Training a demo encoder from scratch and using pretrained DistilBERT as the language encoder. DeL-TaCo (red) achieves 2-3x the generalization performance of SOTA prior works BC-Z (Jang, et al) and MCIL (Lynch, et al). DeL-TaCo also achieves better generalization performance than policies conditioned on language-only (blue) or demonstration-only (orange), getting closer to the performance of the one-hot oracle policy which was given access to all of the test tasks during training. Using pretrained CLIP for the language and demonstration encoder, we still see value in task-conditioning with both demonstrations and language with DeL-TaCo (red) than by learning novel tasks with language alone (blue) or demonstration alone (orange).

Generalization to Novel Colors and Shapes

When trained on all 32 objects and evaluated on only the test colors and shapes, DeL-TaCo outperforms language-only and demonstration-only policies by a 5-11% margin. Here, we train the demonstration encoder from scratch and use DistilBERT as the language encoder.

How many Demonstrations is Language Worth?

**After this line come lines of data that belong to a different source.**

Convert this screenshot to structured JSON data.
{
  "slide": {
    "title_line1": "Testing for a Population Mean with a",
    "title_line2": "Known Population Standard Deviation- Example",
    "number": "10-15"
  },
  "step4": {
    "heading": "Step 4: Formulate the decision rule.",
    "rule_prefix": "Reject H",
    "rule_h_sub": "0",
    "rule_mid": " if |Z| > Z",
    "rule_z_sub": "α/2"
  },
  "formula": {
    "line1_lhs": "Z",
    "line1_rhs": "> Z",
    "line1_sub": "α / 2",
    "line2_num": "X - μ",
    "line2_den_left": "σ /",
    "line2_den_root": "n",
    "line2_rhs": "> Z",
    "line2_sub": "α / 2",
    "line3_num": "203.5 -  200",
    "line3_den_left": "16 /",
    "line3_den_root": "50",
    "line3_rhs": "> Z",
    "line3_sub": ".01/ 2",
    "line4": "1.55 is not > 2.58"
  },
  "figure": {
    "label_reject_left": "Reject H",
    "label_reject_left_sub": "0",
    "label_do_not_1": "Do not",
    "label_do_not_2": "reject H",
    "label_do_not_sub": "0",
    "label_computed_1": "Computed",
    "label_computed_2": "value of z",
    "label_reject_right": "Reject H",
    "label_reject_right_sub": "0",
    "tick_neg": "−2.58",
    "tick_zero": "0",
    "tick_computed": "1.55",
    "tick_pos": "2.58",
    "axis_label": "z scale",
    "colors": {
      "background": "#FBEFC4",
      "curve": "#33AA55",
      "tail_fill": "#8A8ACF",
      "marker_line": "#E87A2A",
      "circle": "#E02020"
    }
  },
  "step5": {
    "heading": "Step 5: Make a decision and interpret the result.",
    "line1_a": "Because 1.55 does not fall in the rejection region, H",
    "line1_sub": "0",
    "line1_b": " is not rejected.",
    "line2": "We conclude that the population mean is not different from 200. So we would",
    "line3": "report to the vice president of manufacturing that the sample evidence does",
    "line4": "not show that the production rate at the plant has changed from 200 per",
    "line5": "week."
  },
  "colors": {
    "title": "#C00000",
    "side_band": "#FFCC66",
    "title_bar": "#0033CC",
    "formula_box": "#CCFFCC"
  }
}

To evaluate the value of training policies conditioned on both demonstrations and language, we finetune the demonstration-only policy on k demonstrations per test task, where k is indicated in the legend, and compare it to the performance of DeL-TaCo (red dotted line) which was not given access to any demonstration on any test task. We find that the demonstration-only policy only starts to match the performance of DeL-TaCo when trained on 50 demonstrations per test task, showing the tremendous value of learning novel tasks with both language and demonstrations. This demonstrates that in situations where demonstrations are collected in environments that do not perfectly align with the environment the robot is evaluated in, providing both demonstrations and language to specify new tasks requires substantially less teacher effort than specifying tasks with either modality alone.